Когда дверь закрылась и кайзер остался в кабинете один, он согнал со своего лица властное выражение и тяжело опустился на стул. Он боялся, что допустил ошибку, из-за которой прольется море крови. «А как бы действовал на моем месте старый генерал-фельдмаршал Бисмарк?» – спросил он сам себя, вперив взгляд в висевшую над письменным столом карту Европы.
99
Мюнхен, 31 июля 1914 года
Человек за дверью потребовал, чтобы они отошли назад и прижались к стене. Затем послышался звук поворачиваемого в замке ключа, и дверь отворилась. Четыре узника, увидев в полумраке дверного проема лицо фон Гердера, облегченно вздохнули. Они провели здесь, в заточении, почти сутки: все это время ничего не ели, а неприятный запах и недостаток кислорода в этой комнатке делали их пребывание в ней почти невыносимым.
– Надеюсь, вы стали более покладистыми, – проговорил фон Гердер.
Они прошли в гостиную, где их ждал фон Либенфельс: он удобно расположился за столом и поглощал большой кусок жареного мяса.
– Извините меня. Вы, наверное, проголодались, да? К сожалению, я не рассчитывал, что у меня будут гости, а потому еды для вас у меня нет, – сказал фон Либенфельс, с удовольствием заметив, какими голодными взглядами смотрят на мясо его пленники. – Ну, теперь-то вы поняли, что высшая раса всегда побеждает другие, низшие расы? Низшие расы в конечном счете исчезнут. Выживает ведь сильнейший. Вы случайно не читали книгу Чарльза Дарвина?
– Чарльз Дарвин о победах высших рас над низшими ничего не писал, – сухо парировал Геркулес.
– Да, не писал, но это следует из его теории эволюции. Только сильнейшие способны адаптироваться к окружающим условиям и выживать.

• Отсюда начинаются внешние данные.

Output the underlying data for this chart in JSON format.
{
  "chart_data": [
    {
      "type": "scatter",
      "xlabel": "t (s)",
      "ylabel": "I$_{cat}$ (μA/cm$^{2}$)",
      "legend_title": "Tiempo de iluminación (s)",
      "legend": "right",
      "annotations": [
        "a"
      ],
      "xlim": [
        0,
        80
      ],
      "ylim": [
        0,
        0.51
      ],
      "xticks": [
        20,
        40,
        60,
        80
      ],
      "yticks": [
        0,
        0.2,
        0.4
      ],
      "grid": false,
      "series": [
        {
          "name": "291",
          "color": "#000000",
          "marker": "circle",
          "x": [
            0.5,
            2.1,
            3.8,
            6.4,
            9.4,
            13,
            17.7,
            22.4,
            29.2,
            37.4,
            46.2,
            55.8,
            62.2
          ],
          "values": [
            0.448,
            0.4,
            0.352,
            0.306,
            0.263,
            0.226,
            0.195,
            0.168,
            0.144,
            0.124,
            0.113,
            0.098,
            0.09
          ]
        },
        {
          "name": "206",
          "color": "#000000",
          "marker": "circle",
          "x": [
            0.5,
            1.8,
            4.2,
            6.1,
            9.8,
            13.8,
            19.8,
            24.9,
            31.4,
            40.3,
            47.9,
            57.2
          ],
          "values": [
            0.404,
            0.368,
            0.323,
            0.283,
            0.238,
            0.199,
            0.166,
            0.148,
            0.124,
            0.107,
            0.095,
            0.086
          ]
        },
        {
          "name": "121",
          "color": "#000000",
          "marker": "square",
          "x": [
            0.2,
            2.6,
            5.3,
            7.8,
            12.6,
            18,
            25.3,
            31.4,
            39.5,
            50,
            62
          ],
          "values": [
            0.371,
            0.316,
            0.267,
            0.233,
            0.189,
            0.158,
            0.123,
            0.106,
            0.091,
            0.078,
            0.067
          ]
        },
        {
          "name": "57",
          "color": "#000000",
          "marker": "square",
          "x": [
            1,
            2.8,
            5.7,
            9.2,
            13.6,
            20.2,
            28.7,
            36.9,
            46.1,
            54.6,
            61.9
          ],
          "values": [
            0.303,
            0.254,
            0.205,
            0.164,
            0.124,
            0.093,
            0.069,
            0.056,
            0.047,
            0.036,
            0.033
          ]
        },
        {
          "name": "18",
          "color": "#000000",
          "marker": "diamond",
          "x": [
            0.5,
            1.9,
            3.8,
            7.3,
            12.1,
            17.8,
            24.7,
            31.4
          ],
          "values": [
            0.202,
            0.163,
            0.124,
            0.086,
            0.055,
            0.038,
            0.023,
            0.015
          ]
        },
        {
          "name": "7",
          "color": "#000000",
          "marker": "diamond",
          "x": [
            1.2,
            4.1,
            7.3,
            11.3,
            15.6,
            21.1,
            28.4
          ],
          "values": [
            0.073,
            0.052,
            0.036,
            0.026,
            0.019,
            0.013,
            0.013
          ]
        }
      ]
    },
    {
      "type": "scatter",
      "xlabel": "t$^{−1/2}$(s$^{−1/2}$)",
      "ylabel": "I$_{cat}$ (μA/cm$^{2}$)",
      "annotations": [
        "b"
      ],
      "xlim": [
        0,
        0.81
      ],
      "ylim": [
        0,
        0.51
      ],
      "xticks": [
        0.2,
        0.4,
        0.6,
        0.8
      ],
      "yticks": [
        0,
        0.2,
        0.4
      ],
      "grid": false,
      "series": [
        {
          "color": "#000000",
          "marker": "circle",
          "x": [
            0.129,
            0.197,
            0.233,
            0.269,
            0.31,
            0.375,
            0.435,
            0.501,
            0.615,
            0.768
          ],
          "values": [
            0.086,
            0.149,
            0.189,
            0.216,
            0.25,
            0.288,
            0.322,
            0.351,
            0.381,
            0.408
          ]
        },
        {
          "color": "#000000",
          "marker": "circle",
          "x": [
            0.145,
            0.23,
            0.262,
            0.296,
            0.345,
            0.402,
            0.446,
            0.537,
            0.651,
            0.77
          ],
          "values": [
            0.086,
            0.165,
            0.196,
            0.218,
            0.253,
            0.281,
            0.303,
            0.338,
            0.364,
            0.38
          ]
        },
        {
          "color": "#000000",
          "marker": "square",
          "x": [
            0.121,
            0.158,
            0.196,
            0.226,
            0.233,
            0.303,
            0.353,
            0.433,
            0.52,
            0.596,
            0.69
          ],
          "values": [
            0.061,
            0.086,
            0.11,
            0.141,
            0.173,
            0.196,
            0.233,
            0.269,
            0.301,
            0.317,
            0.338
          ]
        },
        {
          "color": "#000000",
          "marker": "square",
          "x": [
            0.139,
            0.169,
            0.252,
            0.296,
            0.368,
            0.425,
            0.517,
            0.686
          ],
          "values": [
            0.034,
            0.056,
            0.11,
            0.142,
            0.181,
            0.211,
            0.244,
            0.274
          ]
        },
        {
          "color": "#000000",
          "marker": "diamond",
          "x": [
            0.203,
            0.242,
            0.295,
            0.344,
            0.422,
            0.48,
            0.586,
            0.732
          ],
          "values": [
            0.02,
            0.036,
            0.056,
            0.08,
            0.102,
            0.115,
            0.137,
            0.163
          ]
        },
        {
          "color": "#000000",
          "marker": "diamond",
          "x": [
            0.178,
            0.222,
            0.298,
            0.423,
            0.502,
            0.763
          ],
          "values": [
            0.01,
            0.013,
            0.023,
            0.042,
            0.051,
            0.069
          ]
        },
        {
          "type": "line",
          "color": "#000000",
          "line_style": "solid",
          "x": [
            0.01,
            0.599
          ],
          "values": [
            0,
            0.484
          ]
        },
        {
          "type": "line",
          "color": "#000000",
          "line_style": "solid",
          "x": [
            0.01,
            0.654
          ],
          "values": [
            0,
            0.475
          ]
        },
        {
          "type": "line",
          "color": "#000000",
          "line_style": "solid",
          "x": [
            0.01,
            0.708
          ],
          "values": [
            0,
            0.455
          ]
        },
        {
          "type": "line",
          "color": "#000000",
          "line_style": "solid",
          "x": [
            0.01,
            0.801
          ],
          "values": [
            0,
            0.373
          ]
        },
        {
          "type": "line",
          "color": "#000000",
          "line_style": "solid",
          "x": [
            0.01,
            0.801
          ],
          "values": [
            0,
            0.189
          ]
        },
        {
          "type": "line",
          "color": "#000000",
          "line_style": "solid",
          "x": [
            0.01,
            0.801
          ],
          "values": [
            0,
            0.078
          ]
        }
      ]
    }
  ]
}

– А вы – самые сильные? – спросил Геркулес.
– Да. Вы в этом сомневаетесь?… Не стойте, присаживайтесь.
Геркулес, Линкольн, Эрисейра и Алиса расселись в кресла и на стулья, продолжая смотреть, как ест фон Либенфельс. По его подбородку стекал жир, и на белой салфетке, заложенной ему за воротник, виднелись желтоватые пятна.
– Думаю, что для вас настало время узнать истинную историю четвертого волхва. Католическая церковь частично согласилась с содержанием легенды об Артабане, однако интерпретировала ее исключительно так, как это было выгодно ей: изобразить волхва добрым, справедливым и благодетельным, а не человеком, который решил отвергнуть Иисуса Христа – ложного Мессию, слабака, еврея, непонятно зачем решившего умереть на кресте.